Vous avez déjà lu deux articles sur les enchères dites propositionnelles. Si vous ne les avez plus en mémoire, relisez-les !
Les enchères propositionnelles du premier type, qui donnent le choix à l’ouvreur entre passe et la manche, sont encore appelées enchères limites ou limit-bids. Nous ne parlerons que des enchères limites qui suivent une ouverture de 1 à la couleur.

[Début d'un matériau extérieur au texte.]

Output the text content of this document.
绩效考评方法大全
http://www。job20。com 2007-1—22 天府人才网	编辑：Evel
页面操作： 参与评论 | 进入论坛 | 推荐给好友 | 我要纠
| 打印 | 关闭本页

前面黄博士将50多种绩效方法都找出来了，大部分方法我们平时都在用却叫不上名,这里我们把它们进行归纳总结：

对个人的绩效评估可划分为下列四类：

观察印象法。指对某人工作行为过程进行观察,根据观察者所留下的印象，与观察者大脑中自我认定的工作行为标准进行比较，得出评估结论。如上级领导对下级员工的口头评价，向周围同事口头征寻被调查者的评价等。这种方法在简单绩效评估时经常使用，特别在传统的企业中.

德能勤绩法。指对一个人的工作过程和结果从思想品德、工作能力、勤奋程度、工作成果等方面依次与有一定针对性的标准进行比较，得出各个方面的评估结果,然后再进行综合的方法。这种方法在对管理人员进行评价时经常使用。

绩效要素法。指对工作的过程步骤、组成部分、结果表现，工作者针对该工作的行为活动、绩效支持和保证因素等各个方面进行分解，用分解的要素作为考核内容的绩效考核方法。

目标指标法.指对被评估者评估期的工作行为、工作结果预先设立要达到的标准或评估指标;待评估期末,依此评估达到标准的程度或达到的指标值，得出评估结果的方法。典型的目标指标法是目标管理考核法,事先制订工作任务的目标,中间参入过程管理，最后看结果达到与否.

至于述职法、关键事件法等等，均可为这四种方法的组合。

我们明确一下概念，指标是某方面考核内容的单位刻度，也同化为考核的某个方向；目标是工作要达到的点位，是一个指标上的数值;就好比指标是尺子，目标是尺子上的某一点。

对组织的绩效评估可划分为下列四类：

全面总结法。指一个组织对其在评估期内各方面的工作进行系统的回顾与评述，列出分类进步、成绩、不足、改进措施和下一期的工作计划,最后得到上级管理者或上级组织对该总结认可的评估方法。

1°) Vous avez un fit : Par exemple, votre partenaire a ouvert d’1♠, et vous découvrez la main ci-contre. Vous n’avez pas beaucoup de points d’honneurs (points H), mais vous avez un beau fit, qui permet de revaloriser votre jeu, et vous atteignez 11 points en honneurs-longueur-distribution (HLD ; H = 8, L = 0, doubleton = 1, 9ème atout = 2). Vous voyez que si l’ouvreur, votre partenaire, a ouvert avec une main minimum, par exemple : ♠AV543 ♥RV5 ♦1093 ♣R4, les chances de gagner 4♠ sont très faibles. Avec une ou deux cartes manquantes bien placées, vous pourriez gagner 3♠, mais c’est le « bout du monde ». En revanche, si votre partenaire était un peu au-dessus du minimum de son ouverture, disons 3 ou 4 points de plus, la manche devient une perspective intéressante (l’ouvreur aurait, par exemple : ♠AV543 ♥RV5 ♦D103 ♣A4). La manche peut être gagnée avec plus de 50% de chances, ce qui vaut le coup d’être tenté. Pour que le partenaire puisse prendre la bonne décision, il convient de lui donner la force de votre main de la façon la plus précise possible.

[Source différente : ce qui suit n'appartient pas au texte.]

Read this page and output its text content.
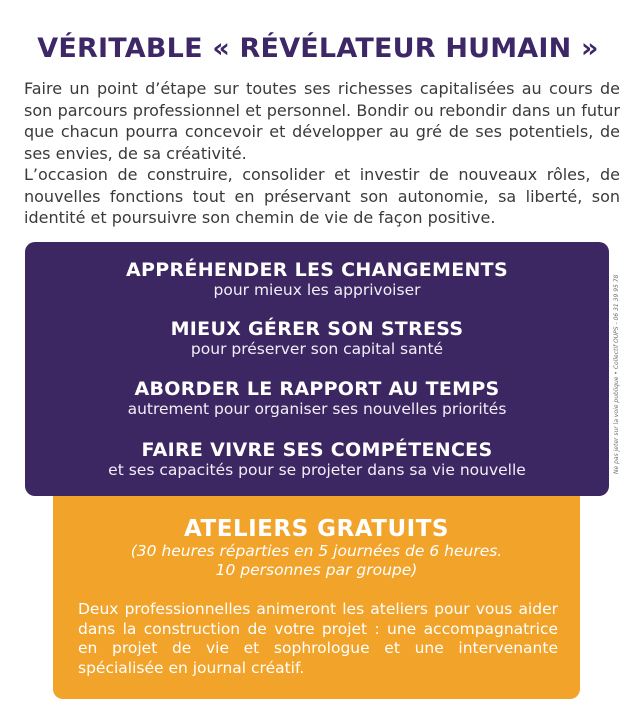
VÉRITABLE « RÉVÉLATEUR HUMAIN »

Faire un point d’étape sur toutes ses richesses capitalisées au cours de son parcours professionnel et personnel. Bondir ou rebondir dans un futur que chacun pourra concevoir et développer au gré de ses potentiels, de ses envies, de sa créativité.

L’occasion de construire, consolider et investir de nouveaux rôles, de nouvelles fonctions tout en préservant son autonomie, sa liberté, son identité et poursuivre son chemin de vie de façon positive.

APPRÉHENDER LES CHANGEMENTS
pour mieux les apprivoiser
MIEUX GÉRER SON STRESS
pour préserver son capital santé
ABORDER LE RAPPORT AU TEMPS
autrement pour organiser ses nouvelles priorités
FAIRE VIVRE SES COMPÉTENCES
et ses capacités pour se projeter dans sa vie nouvelle
ATELIERS GRATUITS
(30 heures réparties en 5 journées de 6 heures.
10 personnes par groupe)

Deux professionnelles animeront les ateliers pour vous aider dans la construction de votre projet : une accompagnatrice en projet de vie et sophrologue et une intervenante spécialisée en journal créatif.

Ne pas jeter sur la voie publique • Collectif OUPS - 06 31 39 95 78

Et il est important, pour que l’ouvreur puisse faire l’addition des points et la comparer à la table de décision, que la précision donnée soit à UN point près. Or, lorsque le répondant a lui même l’ouverture, il faut toujours demander la manche (vieil adage : ouverture + ouverture = manche). On la demanderait donc directement : 4♠ si l’on avait 13 à 17 points HLD. Dans le cas présent, nous sommes en dessous, avec nos 11 points HLD. Pour lui dire qu’il y a peut-être une manche s’il n’est pas minimum, on peut lui faire l’enchère propositionnelle (enchère limite) de 3♠, qui est juste au dessous, mais doit rester à 1 point près, donc il faut posséder exactement 11 ou 12 points HLD. On en déduit l’échelle des réponses fittées :
– 0 à 5 HLD : Passe.
– 6 à 10 HLD : 2 dans la couleur de l’ouverture, ici 2♠.
– 11 ou 12 HLD exactement : 3 dans la couleur d’ouverture (limit-bid) : ici 3♠, enchère à saut (non forcing).

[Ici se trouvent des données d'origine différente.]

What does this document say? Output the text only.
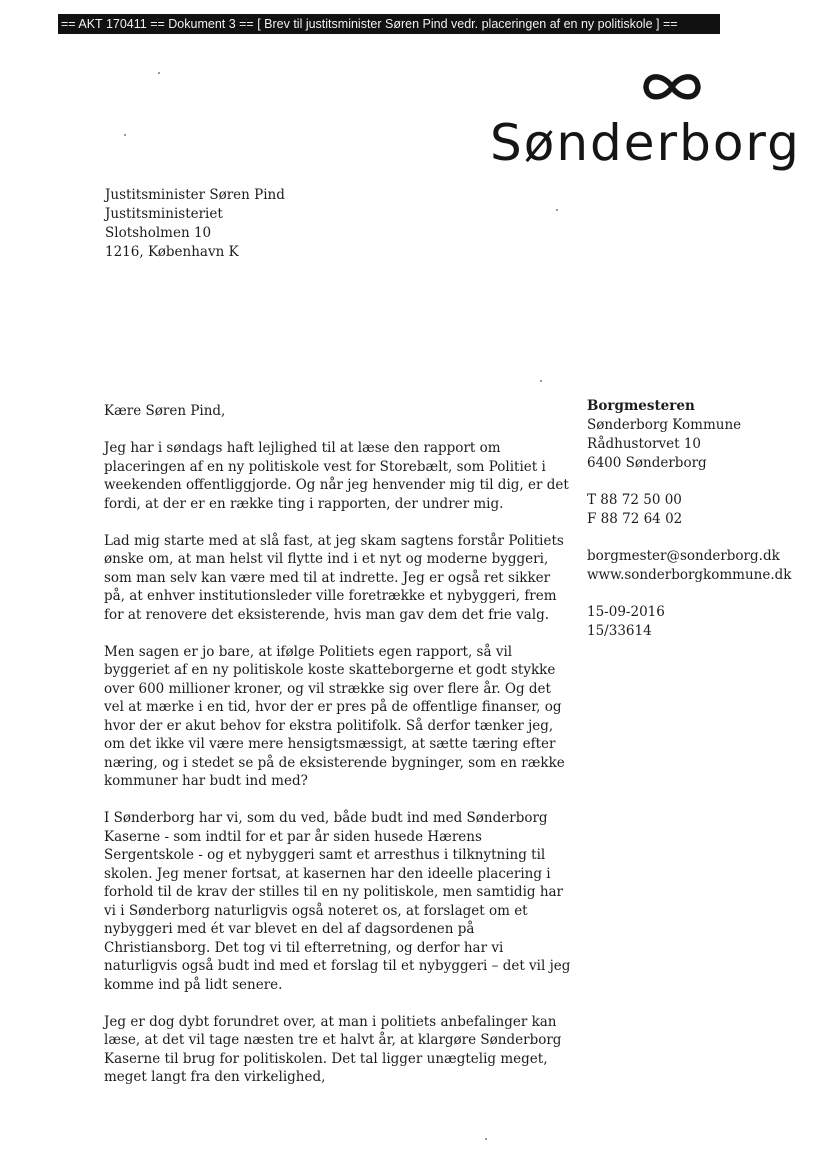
== AKT 170411 == Dokument 3 == [ Brev til justitsminister Søren Pind vedr. placeringen af en ny politiskole ] ==
Sønderborg
Justitsminister Søren Pind
Justitsministeriet
Slotsholmen 10
1216, København K
Borgmesteren
Sønderborg Kommune
Rådhustorvet 10
6400 Sønderborg
T 88 72 50 00
F 88 72 64 02
borgmester@sonderborg.dk
www.sonderborgkommune.dk
15-09-2016
15/33614

Kære Søren Pind,

Jeg har i søndags haft lejlighed til at læse den rapport om placeringen af en ny politiskole vest for Storebælt, som Politiet i weekenden offentliggjorde. Og når jeg henvender mig til dig, er det fordi, at der er en række ting i rapporten, der undrer mig.

Lad mig starte med at slå fast, at jeg skam sagtens forstår Politiets ønske om, at man helst vil flytte ind i et nyt og moderne byggeri, som man selv kan være med til at indrette. Jeg er også ret sikker på, at enhver institutionsleder ville foretrække et nybyggeri, frem for at renovere det eksisterende, hvis man gav dem det frie valg.

Men sagen er jo bare, at ifølge Politiets egen rapport, så vil byggeriet af en ny politiskole koste skatteborgerne et godt stykke over 600 millioner kroner, og vil strække sig over flere år. Og det vel at mærke i en tid, hvor der er pres på de offentlige finanser, og hvor der er akut behov for ekstra politifolk. Så derfor tænker jeg, om det ikke vil være mere hensigtsmæssigt, at sætte tæring efter næring, og i stedet se på de eksisterende bygninger, som en række kommuner har budt ind med?

I Sønderborg har vi, som du ved, både budt ind med Sønderborg Kaserne - som indtil for et par år siden husede Hærens Sergentskole - og et nybyggeri samt et arresthus i tilknytning til skolen. Jeg mener fortsat, at kasernen har den ideelle placering i forhold til de krav der stilles til en ny politiskole, men samtidig har vi i Sønderborg naturligvis også noteret os, at forslaget om et nybyggeri med ét var blevet en del af dagsordenen på Christiansborg. Det tog vi til efterretning, og derfor har vi naturligvis også budt ind med et forslag til et nybyggeri – det vil jeg komme ind på lidt senere.

Jeg er dog dybt forundret over, at man i politiets anbefalinger kan læse, at det vil tage næsten tre et halvt år, at klargøre Sønderborg Kaserne til brug for politiskolen. Det tal ligger unægtelig meget, meget langt fra den virkelighed,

– 13 à 17 HLD : 4 dans la couleur d’ouverture majeure (pour les mineures, attention à ne pas dépasser 3SA).
2°) Vous vous orientez vers SA, après une redemande de l’ouvreur à 1SA : vous avez répondu 1♠ à l’ouverture de 1♣ de votre partenaire, et il redemande à 1SA. Il n’a donc pas le fit, et exactement 12 à 14H (voire 15HL. Rappel : avec 15 à 17H, il aurait ouvert d’1SA). Vous avez vous-même 11HL (H = 11, L = 0). Vous voyez que si l’ouvreur a 14H (ou 15HL), il faut joueur 3SA. Si au contraire, il est minimum, il faudrait jouer un contrat partiel. Vous lui faites donc l’enchère limite (= propositionnelle) de 2SA, qui lui indique donc encore exactement 11 ou 12 points HL. Il additionne et a) passe avec 12 ou 13H, b) dit 3SA s’il a 14H ou 15HL. Vous avez trouvé le bon contrat. Ici, l’échelle des enchères en fonction des points du répondant est, comme au paragraphe précédent, facile à reconstituer :
– 0 à 10H(L) : Passe (on sait qu’il n’y aura pas de manche…).
– 11 ou 12HL exactement : 2SA, enchère limite. On est sûr qu’il n’y a aucun fit majeur, et la main est régulière (4333, 4432 ou 5332). C’est une enchère sans saut, et elle n’est pas forcing : l’ouvreur peut passer.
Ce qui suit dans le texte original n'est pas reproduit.